Sad to say, there has been little visible progress on this front, although the Europeans did secure something of a victory by getting Turkey to agree to proceed with the Nabucco project; although it must be said that there are still many potential obstacles, and Turkey’s future cooperation is not guaranteed.  They relented on some of their demands (e.g., 15 percent of the gas for domestic use, linkage of Nabucco to EU accession), but they could un-relent in the future.

Putin and Russia, though, clearly have identified Turkey as a linchpin in their energy strategy, and hence in their broader foreign policy.  (The two are so inextricably linked it’s impossible to say where one ends and the other begins, just as it is hard sometimes to determine whether Putin is prime minister of Russia, or of Gazprom.)  Almost immediately after the signing of the EU-Turkey accord over Nabucco, Putin jetted to Ankara, where he and the Turks inked their own deals, and discussed other ventures.  Notably, routing the South Stream project through Turkish waters, the creation of a South Stream 2 project that would ship gas through Turkey to the Mediterranean, and construction of a nuclear power plant.
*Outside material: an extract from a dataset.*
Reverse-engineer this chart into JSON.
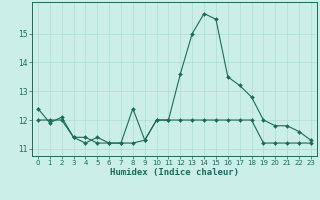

One the one hand, this is worrisome, as it suggests that Turkey is more than willing to deal with Russia and engage in deals that will cement Russian gas dominance, at Europe’s (and Ukraine’s) expense.  It could be viewed as somewhat encouraging, though, because it also suggests a certain desperation on Putin’s part.  No sooner do the Europeans leave with Turkish agreement on Nabucco than Putin feels compelled to follow in their wake, offering all sorts of goodies.

There is, as always with these grandiose Russian gas projects, an element of unreality about them, not to say fantasy.  Medvedev and Putin are always slagging on Nabucco by questioning where the gas to fill it is going to come from.  But, pray tell, where is the gas going to come to fill South Stream (63 billion cubic meters/year) and South Stream 2 (16 billion cubic meters/year)?  South Stream in particular has growed like Topsy, with announced capacity more than doubling in a year’s time.

All this at a time when Russia is facing decline of its existing fields, delays in bringing new fields on line, cutting capex for exploration and development, not to mention a financial crunch that makes it highly doubtful that South Stream could be funded, even if there were the gas to fill it.  Also, Russia is facing a domestic supply crunch aggravated by the political necessity to keep domestic prices artificially low.  Russia has for years plugged its supply gap with gas from Central Asia, but the prospects for continuing to rely on that are bleak, thanks in no small part to Gazprom’s short-sighted cutting off contracted imports from Turkmenistan in response to its cash crunch.  Hence, there are even more doubts about the availability of gas for new pipeline projects.

Turkey is probably smart to exploit Russia’s willingness to deal, figuring that it might get something out of Russia and Europe.  Indeed, the smartest move would be for Turkey to continue to support Nabucco and to continue to negotiate with Russia.  Given Russia’s proven track record of ruthless opportunism (contract?  what contract?) if Turkey were locked into Russia with no Nabucco alternative it would be extremely vulnerable to holdup down the line.  Conversely, with Nabucco, it would have some leverage over Russia.  And Nabucco with no Russia would be preferable to Russia with no Nabucco, because the Europeans are more reliable contracting parties, and are far less likely to engage in holdups than the Russians would be.  And it is very possible that if Nabucco were dead, South Stream would soon follow it into the grave, leaving Turkey with zip.

All that said, a more proactive US policy towards Turkey would be welcomed, if only to force Putin to raise the bid further.  And the Europeans should not let this Russian-Turkish deal undermine their determination to proceed with Nabucco.  That prospect is no doubt a major reason for Putin’s Turkish sales job, and there’s no reason to hand him an easy victory.